喪彪也跳下車,朝潯哥撲過去,兩個前腿豎起來抱住潯哥的後腰,熱情的不得了。
不知道的還以為他倆幾天沒見了呢,其實也才一個多時辰沒見。
“吃了,不餓!”潯哥知道阿姐擔心,拍著肚子說自己不餓,其實咋可能不餓,早上一碗稀稀拉拉的地蛋湯。
吃完水就在肚子裡晃盪,壓根不頂餓,這才一個多時辰,他的肚子已經空了。
穆常安把早上沒吃的四個地蛋拿出來,給圍過來的村裡娃分了,有了吃的小娃娃們高興的不行。
雖然一人只分到一口,也高興,圍著兩人嘰嘰喳喳說個不停。
直到有金這些大人過來,一群小娃才散。
看看兩人不太好的神色,又算算時間,有金這些大人就知道此行不順。
大夥默契的沒問啥。
“分地那邊是誰盯著?”穆常安打破沉默問。
“二柱叔還有我爹他們盯著呢。
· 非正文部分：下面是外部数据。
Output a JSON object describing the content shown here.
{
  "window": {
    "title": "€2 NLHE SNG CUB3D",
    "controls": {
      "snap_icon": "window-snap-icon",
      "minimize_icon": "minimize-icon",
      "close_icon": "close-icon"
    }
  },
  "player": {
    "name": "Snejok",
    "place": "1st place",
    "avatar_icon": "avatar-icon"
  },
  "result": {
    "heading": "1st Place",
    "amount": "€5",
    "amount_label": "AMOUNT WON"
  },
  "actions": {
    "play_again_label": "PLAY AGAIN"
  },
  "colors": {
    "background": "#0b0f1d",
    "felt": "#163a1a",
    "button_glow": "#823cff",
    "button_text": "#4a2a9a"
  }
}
”有金朝房子前面的荒地指了指,“正分著呢,都是先挑離房子進的荒地分給咱們。
也沒有為難咱們,我看他們還放水了,每畝地都多劃了點兒。”
這話他刻意壓低了聲音說的。
甜丫和穆常安望望遠處晃動的荒草,心情又好了不少,雖然鎮子沒去成。
東西也沒賣成,但至少別的事都順利。
“阿爺他們回來了嗎?”甜丫沒看到桑有福石頭幾個。
“剛回來,盯著分地去了!”有金把早上發生的事說了一遍兒。
甜丫扭頭看向一旁不發一言的男人,撞撞他的胳膊 ,“這主意是你出的吧?”
她忽然想起今早裝東西的時候,他和桑阿爺嘀嘀咕咕的模樣。
穆常安眼裡笑意閃過,點了下頭,意味深長的說:“你賭他愛財,我賭他愛名。
他這樣的人貪婪的很,給一次財他還會要第二次,名聲就不同了,只要他還愛惜名聲,那就會有所顧忌。”
今早甜丫向那幾個婦人打問訊息時,他坐在車轅上也聽了一耳朵,陶萬山就是是好是壞,他心裡已經有了數。
甜丫摸著下巴點點頭,今早因為沒進去鎮子的鬱氣徹底散了,心情一片大好。
“走,咱們看看分地分到哪家了!”甜丫拉著穆常安直奔分地的地方。
荒地裡都是枯草和枯樹,量畝劃地不容易,也是個大工程,光周滿屯兄弟倆忙不過來。
又喊了不少同村的漢子過來幫忙。
桑家莊的人也沒閒著,量好一畝地,他們就搬著石頭把地的四周圍起來當做記號。
以後再石頭上面壘些土,就成了田埂,農忙的時候方便人在上面走路。